The 2-year-old Paso Fino leaps in the air and scampers and sprints in excited circles in the open pasture at the ranch where he is being rehabilitated by authorities, according to the Polk County Sheriff’s Office.
“This is his first time ever experiencing a pasture and being able to run free (well somewhat free) and he is loving it,” the Polk County Sheriff’s Office wrote in a June 3 Facebook post. “He was kept in a very small stall in a dark barn and never turned out to pasture.”
Thunder was seized by law enforcement as part of a sweeping animal cruelty investigation after cops received a tip that two horses were starving at the farm, according to a press release.
Investigators found Thunder and another horse living in abject squalor.

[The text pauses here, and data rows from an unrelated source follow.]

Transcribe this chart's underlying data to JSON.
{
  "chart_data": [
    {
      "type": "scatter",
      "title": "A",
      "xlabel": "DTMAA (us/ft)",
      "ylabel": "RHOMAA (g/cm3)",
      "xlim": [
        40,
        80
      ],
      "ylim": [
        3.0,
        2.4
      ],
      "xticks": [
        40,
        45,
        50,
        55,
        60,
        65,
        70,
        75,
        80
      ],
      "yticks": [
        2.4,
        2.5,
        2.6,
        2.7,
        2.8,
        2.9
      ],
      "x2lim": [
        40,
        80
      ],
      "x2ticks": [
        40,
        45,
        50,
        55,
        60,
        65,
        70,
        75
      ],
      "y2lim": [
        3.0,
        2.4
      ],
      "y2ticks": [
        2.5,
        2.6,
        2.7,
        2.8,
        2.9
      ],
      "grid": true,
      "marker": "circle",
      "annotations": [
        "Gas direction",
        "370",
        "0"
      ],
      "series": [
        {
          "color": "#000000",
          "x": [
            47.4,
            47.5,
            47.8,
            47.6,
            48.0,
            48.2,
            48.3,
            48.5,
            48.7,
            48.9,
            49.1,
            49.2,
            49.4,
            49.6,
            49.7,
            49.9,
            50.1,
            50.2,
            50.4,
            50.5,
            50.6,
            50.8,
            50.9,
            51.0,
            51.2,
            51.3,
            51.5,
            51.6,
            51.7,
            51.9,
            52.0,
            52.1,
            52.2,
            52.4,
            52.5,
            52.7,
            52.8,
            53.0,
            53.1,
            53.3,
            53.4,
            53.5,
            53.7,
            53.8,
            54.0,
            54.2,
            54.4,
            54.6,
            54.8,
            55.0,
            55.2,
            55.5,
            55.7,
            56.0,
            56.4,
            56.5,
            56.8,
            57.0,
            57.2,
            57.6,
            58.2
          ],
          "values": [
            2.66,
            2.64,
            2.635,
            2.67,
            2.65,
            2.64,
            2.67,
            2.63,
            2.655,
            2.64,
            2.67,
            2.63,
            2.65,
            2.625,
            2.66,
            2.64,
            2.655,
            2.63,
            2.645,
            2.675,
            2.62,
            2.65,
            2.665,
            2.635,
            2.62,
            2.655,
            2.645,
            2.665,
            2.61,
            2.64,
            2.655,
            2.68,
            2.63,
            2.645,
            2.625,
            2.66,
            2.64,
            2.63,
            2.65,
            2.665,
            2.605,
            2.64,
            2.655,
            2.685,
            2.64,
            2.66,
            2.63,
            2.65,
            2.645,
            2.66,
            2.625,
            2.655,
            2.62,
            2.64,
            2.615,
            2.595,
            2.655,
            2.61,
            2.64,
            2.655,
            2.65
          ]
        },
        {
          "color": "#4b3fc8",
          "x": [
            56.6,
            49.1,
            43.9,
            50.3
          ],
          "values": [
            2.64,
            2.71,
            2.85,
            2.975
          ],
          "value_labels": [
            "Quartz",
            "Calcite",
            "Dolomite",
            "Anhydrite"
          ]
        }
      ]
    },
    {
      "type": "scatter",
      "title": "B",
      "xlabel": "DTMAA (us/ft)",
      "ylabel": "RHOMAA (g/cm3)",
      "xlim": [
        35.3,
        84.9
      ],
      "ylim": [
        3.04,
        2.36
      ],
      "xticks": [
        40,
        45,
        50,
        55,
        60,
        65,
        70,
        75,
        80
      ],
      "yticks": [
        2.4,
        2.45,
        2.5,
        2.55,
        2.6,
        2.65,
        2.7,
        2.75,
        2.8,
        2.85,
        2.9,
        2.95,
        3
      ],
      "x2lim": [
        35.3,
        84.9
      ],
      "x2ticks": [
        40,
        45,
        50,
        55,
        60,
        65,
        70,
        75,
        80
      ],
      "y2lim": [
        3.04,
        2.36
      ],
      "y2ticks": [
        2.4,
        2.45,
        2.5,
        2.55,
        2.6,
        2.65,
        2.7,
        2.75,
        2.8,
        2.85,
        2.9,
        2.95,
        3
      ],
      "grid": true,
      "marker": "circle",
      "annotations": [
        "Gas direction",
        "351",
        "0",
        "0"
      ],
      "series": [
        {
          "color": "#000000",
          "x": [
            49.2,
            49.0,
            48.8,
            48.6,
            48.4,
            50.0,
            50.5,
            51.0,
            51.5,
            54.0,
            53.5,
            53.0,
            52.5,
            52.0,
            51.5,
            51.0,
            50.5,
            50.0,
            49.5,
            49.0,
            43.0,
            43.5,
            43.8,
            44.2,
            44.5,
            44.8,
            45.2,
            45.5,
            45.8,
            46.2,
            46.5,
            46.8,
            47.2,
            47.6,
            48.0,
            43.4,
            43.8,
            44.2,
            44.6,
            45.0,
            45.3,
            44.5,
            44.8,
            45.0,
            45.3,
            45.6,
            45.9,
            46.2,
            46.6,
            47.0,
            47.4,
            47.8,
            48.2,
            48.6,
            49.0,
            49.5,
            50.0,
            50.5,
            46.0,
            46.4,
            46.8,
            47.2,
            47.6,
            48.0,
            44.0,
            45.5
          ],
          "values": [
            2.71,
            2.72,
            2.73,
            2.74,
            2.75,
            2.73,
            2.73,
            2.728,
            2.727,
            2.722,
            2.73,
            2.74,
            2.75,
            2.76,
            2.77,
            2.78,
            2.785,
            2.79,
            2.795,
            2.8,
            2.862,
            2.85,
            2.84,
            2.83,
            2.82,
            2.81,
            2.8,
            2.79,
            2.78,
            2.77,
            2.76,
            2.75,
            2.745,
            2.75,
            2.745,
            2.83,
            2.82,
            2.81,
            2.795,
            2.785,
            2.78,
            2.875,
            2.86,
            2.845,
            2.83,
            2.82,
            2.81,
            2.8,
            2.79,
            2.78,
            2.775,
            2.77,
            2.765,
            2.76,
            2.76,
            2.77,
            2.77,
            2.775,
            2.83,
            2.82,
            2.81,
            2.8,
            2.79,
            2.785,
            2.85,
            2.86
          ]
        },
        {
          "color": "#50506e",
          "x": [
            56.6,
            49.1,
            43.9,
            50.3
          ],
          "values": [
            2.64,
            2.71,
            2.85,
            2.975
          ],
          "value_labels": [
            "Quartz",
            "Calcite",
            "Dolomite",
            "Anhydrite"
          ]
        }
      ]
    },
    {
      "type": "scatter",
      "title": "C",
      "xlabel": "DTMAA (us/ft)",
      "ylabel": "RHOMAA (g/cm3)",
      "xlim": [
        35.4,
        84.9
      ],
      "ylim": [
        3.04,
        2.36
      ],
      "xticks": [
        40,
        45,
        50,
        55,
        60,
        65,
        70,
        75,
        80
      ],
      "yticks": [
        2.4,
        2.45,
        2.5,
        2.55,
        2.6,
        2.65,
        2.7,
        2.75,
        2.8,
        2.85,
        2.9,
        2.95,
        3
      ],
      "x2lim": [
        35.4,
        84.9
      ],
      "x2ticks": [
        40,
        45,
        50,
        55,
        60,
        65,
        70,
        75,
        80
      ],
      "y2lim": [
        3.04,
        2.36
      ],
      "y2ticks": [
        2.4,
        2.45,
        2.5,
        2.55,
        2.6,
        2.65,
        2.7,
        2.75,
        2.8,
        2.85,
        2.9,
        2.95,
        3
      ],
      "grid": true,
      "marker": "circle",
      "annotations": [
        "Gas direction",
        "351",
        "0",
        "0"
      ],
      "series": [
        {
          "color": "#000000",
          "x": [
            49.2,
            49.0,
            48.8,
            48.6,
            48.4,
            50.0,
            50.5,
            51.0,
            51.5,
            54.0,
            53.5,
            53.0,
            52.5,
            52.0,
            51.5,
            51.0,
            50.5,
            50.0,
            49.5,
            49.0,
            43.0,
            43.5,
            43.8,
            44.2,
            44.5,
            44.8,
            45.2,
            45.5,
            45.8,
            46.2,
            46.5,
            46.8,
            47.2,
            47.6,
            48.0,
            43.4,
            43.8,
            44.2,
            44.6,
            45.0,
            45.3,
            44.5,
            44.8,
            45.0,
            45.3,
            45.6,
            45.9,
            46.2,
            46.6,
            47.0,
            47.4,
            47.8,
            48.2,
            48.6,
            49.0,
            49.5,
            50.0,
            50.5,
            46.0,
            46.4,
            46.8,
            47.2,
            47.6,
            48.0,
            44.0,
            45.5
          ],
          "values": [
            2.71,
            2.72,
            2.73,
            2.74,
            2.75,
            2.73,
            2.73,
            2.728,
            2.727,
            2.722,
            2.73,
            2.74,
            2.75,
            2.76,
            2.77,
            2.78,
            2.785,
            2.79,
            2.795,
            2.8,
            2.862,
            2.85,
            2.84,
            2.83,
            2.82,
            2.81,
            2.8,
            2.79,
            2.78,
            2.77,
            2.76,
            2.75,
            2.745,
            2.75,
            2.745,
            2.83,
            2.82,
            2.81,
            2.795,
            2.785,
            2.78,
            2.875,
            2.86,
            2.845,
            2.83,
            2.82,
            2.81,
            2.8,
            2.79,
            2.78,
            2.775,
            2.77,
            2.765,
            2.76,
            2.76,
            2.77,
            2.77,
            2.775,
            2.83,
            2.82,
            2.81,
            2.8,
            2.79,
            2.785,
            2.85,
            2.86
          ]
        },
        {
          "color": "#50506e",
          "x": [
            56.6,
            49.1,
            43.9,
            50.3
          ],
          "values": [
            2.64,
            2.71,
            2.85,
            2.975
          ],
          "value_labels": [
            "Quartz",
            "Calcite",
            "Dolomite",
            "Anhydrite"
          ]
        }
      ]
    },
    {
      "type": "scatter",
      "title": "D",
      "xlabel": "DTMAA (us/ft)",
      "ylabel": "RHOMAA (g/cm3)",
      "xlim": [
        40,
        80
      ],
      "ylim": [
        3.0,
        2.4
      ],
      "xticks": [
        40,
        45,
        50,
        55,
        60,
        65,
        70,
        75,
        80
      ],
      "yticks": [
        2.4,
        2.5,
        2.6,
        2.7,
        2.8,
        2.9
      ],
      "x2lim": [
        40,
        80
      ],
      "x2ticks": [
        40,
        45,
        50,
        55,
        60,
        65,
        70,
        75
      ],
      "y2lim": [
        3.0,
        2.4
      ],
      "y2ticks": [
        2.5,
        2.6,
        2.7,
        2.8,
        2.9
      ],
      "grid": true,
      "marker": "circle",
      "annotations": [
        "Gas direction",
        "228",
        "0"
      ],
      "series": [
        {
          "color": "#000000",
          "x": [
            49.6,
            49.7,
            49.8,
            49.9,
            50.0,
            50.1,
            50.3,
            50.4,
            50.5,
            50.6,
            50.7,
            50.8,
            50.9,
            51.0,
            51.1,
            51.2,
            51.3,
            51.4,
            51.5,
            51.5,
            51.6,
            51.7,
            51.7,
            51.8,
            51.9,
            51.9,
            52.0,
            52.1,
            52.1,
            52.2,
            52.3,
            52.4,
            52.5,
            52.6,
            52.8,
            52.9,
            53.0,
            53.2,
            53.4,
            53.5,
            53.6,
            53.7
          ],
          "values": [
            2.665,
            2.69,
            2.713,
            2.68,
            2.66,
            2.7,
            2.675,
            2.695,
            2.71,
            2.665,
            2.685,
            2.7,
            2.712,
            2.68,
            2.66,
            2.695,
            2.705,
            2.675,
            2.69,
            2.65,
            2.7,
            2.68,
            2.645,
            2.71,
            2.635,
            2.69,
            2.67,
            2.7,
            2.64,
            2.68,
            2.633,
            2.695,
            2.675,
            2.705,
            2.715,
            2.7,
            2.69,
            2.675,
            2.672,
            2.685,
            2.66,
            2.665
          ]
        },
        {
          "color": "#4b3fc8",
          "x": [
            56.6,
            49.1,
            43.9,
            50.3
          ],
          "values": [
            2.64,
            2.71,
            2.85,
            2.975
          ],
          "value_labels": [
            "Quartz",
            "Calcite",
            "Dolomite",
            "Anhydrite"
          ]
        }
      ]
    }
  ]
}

“One was extremely skinny, with its rib and hip bones visible; another was laying on the ground in its own feces, unable to lift its head, and barely breathing,” the sheriff’s office said in the press release. “This horse succumbed to its severe neglect and was deceased by the time detectives arrived.”
Thunder and the dead horse were living in wretched conditions along with seven other horses, 11 goats and two sheep.
The animals and humans, some children, were living together amid rotting garbage, scrap metal, discarded tires, swarms of flies and broken appliances scattered around the property, according to the release.
“Detectives also located a trough filled with a mixture of antifreeze and gasoline, leaking into water that the animals were then drinking,” according to the sheriff’s office.
The owner of the farm, Joemanuel Nunez-Suarez, 40, told detectives that he was taking care of the animals for a friend and that they were too expensive to feed.
He said he told the friend to collect the animals months ago but the friend ignored him, according to the press release.
Nunez-Suarez was charged with felony animal cruelty and three counts of confining animals without proper food, care, and sustenance.
Barbara Suarez, Thunder’s owner, was charged with animal neglect and resisting arrest.
Jorge Almeida Rodriguez and Idanys Queveto were charged with environmental crimes; Hennycha Rosa Rosa was charged with resisting arrest.
Sheriff Grady Judd said happy endings like Thunder’s are only possible with the help of a vigilant public who reports animal cruelty to the proper authorities.
“It’s a shame we were unable to save one of the abused horses,” Judd said. “But we will make it our mission to rehabilitate all of the animals that were subjected to this filth and neglect, and ensure these suspects are never again allowed to own animals.”